The cell reaction of a cell is given below: \[ 2 \, \text{Cu}^{+} \rightarrow \text{Cu} + \text{Cu}^{2+} \]

What is \( E^0_{\text{cell}} \) (in V)?

Given: \( E^0_{\text{Cu}^{2+}/\text{Cu}^{+}} = x \) V; \quad \( E^0_{\text{Cu}^{+}/\text{Cu}} = y \) V

• A. \( x - y \)
• B. \( y - x \)
• C. \( x + y \)
• D. \( -x - y \)

Hint:

The cell potential is calculated as the difference between the reduction potentials of the cathode and the anode.

Answer 1

The Correct Option is B

We are tasked with finding the standard cell potential \(E^0_{\text{cell}}\) for the given cell reaction:

\[ 2 \, \text{Cu}^{+} \rightarrow \text{Cu} + \text{Cu}^{2+} \]

The given standard reduction potentials are:

\[ E^0_{\text{Cu}^{2+}/\text{Cu}^{+}} = x \, \text{V}, \quad E^0_{\text{Cu}^{+}/\text{Cu}} = y \, \text{V} \] Step 1: Identify the half-reactions

The given cell reaction can be split into two half-reactions:

1. Oxidation half-reaction:

\[ \text{Cu}^{+} \rightarrow \text{Cu}^{2+} + e^- \]

The standard oxidation potential for this reaction is:

\[ -E^0_{\text{Cu}^{2+}/\text{Cu}^{+}} = -x \, \text{V} \]

2. Reduction half-reaction:

\[ \text{Cu}^{+} + e^- \rightarrow \text{Cu} \]

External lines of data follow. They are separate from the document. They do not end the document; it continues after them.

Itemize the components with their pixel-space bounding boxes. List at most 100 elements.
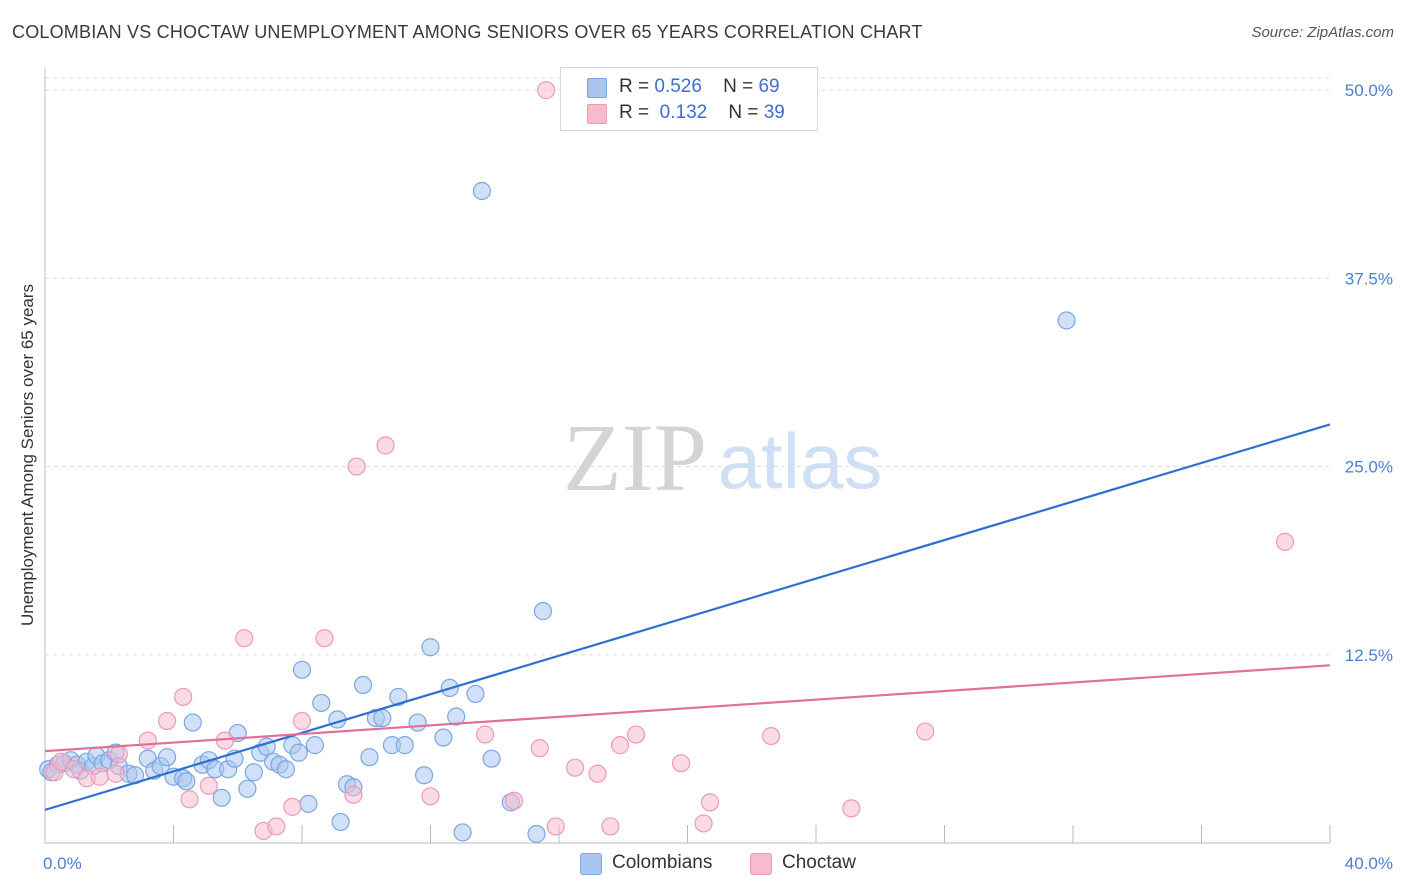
point-colombians: [1057, 311, 1076, 330]
point-colombians: [212, 788, 231, 807]
point-colombians: [395, 736, 414, 755]
point-choctaw: [761, 726, 781, 746]
point-choctaw: [565, 758, 585, 777]
legend-n-label: N =: [723, 76, 754, 97]
point-choctaw: [610, 736, 630, 755]
point-choctaw: [537, 81, 556, 100]
point-colombians: [244, 763, 263, 782]
bottom-label-colombians: Colombians: [612, 852, 713, 873]
point-colombians: [299, 794, 318, 813]
point-colombians: [389, 687, 408, 707]
point-choctaw: [315, 629, 334, 648]
point-colombians: [527, 824, 546, 844]
axes-layer: [44, 68, 1331, 844]
point-colombians: [447, 707, 466, 726]
point-colombians: [289, 743, 308, 762]
chart-title: COLOMBIAN VS CHOCTAW UNEMPLOYMENT AMONG …: [12, 22, 923, 42]
source-label: Source: ZipAtlas.com: [1251, 24, 1394, 41]
point-choctaw: [174, 687, 193, 707]
watermark: ZIP atlas: [563, 404, 882, 511]
point-choctaw: [199, 776, 218, 795]
point-colombians: [434, 728, 453, 747]
point-colombians: [353, 675, 373, 694]
point-colombians: [373, 708, 392, 728]
bottom-swatch-colombians: [580, 853, 602, 875]
point-colombians: [292, 660, 312, 679]
point-colombians: [453, 823, 472, 842]
legend-r-value-choctaw: 0.132: [659, 102, 708, 123]
point-colombians: [482, 749, 501, 768]
point-choctaw: [588, 764, 607, 783]
point-choctaw: [842, 799, 861, 818]
point-colombians: [472, 181, 491, 201]
point-colombians: [360, 748, 379, 767]
point-choctaw: [421, 787, 440, 806]
point-colombians: [533, 602, 553, 621]
point-choctaw: [700, 793, 720, 812]
point-choctaw: [180, 790, 199, 809]
point-colombians: [312, 693, 331, 713]
x-tick-label: 0.0%: [43, 854, 82, 873]
point-choctaw: [267, 817, 286, 836]
point-colombians: [157, 748, 177, 767]
bottom-swatch-choctaw: [750, 853, 772, 875]
point-choctaw: [347, 457, 366, 476]
point-choctaw: [601, 817, 620, 836]
point-choctaw: [376, 436, 395, 455]
point-choctaw: [292, 711, 312, 731]
y-axis-label: Unemployment Among Seniors over 65 years: [18, 283, 37, 627]
x-tick-label: 40.0%: [1345, 854, 1393, 873]
point-choctaw: [157, 711, 177, 731]
point-colombians: [466, 684, 485, 704]
point-choctaw: [530, 739, 549, 758]
correlation-legend: R = 0.526 N = 69 R = 0.132 N = 39: [560, 67, 818, 131]
legend-r-value-colombians: 0.526: [654, 76, 702, 97]
watermark-atlas: atlas: [718, 417, 883, 505]
point-choctaw: [626, 725, 646, 744]
grid-layer: [45, 77, 1330, 656]
point-choctaw: [671, 754, 691, 773]
point-colombians: [276, 760, 296, 779]
point-choctaw: [235, 629, 254, 648]
point-choctaw: [546, 817, 565, 836]
legend-text-colombians: R = 0.526 N = 69: [619, 76, 780, 98]
point-colombians: [331, 812, 350, 832]
bottom-label-choctaw: Choctaw: [782, 852, 856, 873]
y-tick-label: 37.5%: [1345, 269, 1393, 288]
points-layer: [39, 81, 1295, 844]
point-choctaw: [504, 791, 524, 810]
point-colombians: [305, 736, 324, 755]
ticks-layer: 12.5% 25.0% 37.5% 50.0% 0.0% 40.0%: [43, 81, 1393, 873]
legend-text-choctaw: R = 0.132 N = 39: [619, 102, 785, 124]
point-colombians: [177, 772, 196, 791]
trendline-colombians: [44, 423, 1331, 811]
legend-n-value-colombians: 69: [758, 76, 780, 97]
point-choctaw: [109, 745, 128, 764]
trendline-choctaw: [44, 664, 1331, 753]
legend-n-value-choctaw: 39: [763, 102, 785, 123]
point-choctaw: [344, 785, 363, 804]
legend-r-label: R =: [619, 76, 650, 97]
point-choctaw: [694, 814, 713, 833]
watermark-zip: ZIP: [563, 404, 707, 511]
point-colombians: [421, 638, 440, 657]
point-choctaw: [916, 722, 935, 741]
point-choctaw: [106, 764, 125, 783]
legend-swatch-choctaw: [587, 104, 607, 124]
point-choctaw: [64, 760, 84, 779]
point-colombians: [238, 779, 257, 798]
point-choctaw: [1275, 532, 1295, 551]
point-colombians: [408, 713, 427, 732]
trend-layer: [44, 423, 1331, 811]
y-tick-label: 12.5%: [1345, 646, 1393, 665]
point-choctaw: [90, 767, 109, 786]
point-choctaw: [476, 725, 495, 744]
point-colombians: [414, 766, 434, 785]
legend-r-label: R =: [619, 102, 650, 123]
legend-swatch-colombians: [587, 78, 607, 98]
point-choctaw: [283, 797, 302, 816]
legend-n-label: N =: [728, 102, 759, 123]
y-tick-label: 50.0%: [1345, 81, 1393, 100]
y-tick-label: 25.0%: [1345, 458, 1393, 477]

The standard reduction potential for this reaction is:

\[ E^0_{\text{Cu}^{+}/\text{Cu}} = y \, \text{V} \] Step 2: Calculate the standard cell potential

The standard cell potential \(E^0_{\text{cell}}\) is given by the sum of the standard oxidation potential and the standard reduction potential:

\[ E^0_{\text{cell}} = E^0_{\text{oxidation}} + E^0_{\text{reduction}} \]

Substituting the values:

\[ E^0_{\text{cell}} = (-x) + y = y - x \] Step 3: Match with the options

The standard cell potential \(E^0_{\text{cell}} = y - x\) matches option (2).

Final Answer: \[ \boxed{2} \]